Ein wichtiger Schritt in die richtige Richtung ist der Beschluss der G20, sich gemeinsam mit der OECD für die Einführung eines bi-/multilateralen Systems des automatischen Informationsaustauschs zwischen Steuerbehörden einzusetzen. Dazu soll auf Ebene der OECD bis Februar 2014 ein Musterabkommen bzw. eine multilaterale Konvention entwickelt werden. Bis Mitte 2014 sollen dafür die technischen Details ausgearbeitet werden - hier geht es z.B. um das Format der Informationen, Datensicherheit etc. Gut ist auch, dass die G20 beschlossen haben, diesen Standard bereits bis Ende 2015 in ihren Reihen praktisch anzuwenden. Damit werden die internationalen Bemühungen sinnvoll ergänzt, die sich im Rahmen der internationalen Anwendung des Foreign Account Tax Compliance Act (FATCA) der USA und der europäischen Zinssteuerrichtlinie abzeichnen (vgl. dazu z.B. Info Steuergerechtigkeit #10 "Offshore-Leaks und die Folgen").
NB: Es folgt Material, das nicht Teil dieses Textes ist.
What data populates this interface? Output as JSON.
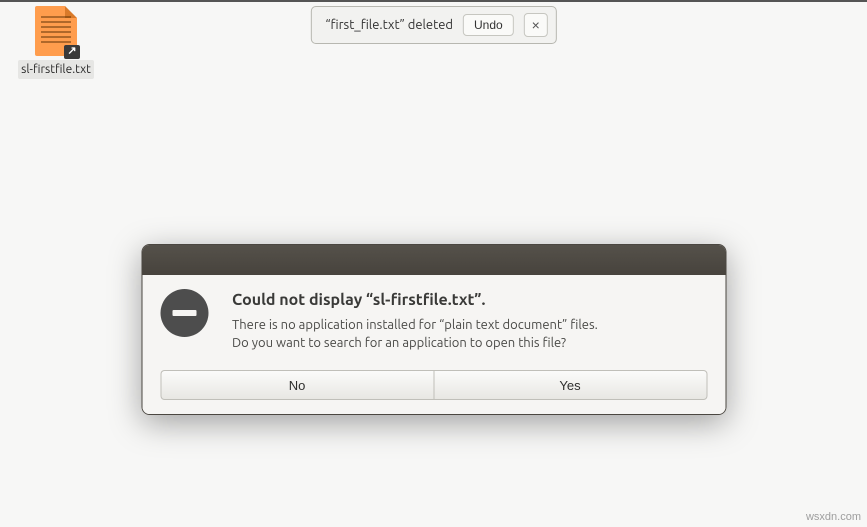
{
  "desktop": {
    "file_label": "sl-firstfile.txt"
  },
  "toast": {
    "message": "“first_file.txt” deleted",
    "undo_label": "Undo",
    "close_label": "×"
  },
  "dialog": {
    "title": "Could not display “sl-firstfile.txt”.",
    "line1": "There is no application installed for “plain text document” files.",
    "line2": "Do you want to search for an application to open this file?",
    "no_label": "No",
    "yes_label": "Yes"
  },
  "watermark": "wsxdn.com"
}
Leider haben es die G20-Regierungen gleichzeitig versäumt, die nötigen Grundlagen für den  automatischen Informationsaustausch zu schaffen. Solange es bei Konstruktionen wie Stiftungen, Trusts oder Briefkastenfirmen keine öffentlich zugänglichen Register und keine Transparenz der wirtschaftlich Berechtigten gibt, wird es für Privatpersonen weiterhin ein Leichtes sein, Geld vor dem Zugriff von Steuerbehörden zu verstecken. Leider schweigt der Aktionsplan der G20 zu der Einführung öffentlicher Register mit den Eigentümern und Nutznießern von Unternehmen, Stiftungen und Trusts. Oder, um es mit den Worten von James Henry, dem Vorsitzenden des globalen Koordinationskommittees der Global Alliance for Tax Justice zu sagen:
"You don’t have to visit offshore havens like the Isle of Man, Panama or the Cayman Islands to find this loophole at work. Right now, for example, the State of Delaware alone is home to more than 900,000  shell corporations and thousands of trusts. None of them are required to register their beneficial owners with tax or law enforcement authorities. As one leading Panama attorney responded when I asked where he keeps his money: 'Oh, Delaware. Great laws, cheap because there’s so many companies – and by far the best secrecy.'" (aus einem Leserbrief an die New York Times).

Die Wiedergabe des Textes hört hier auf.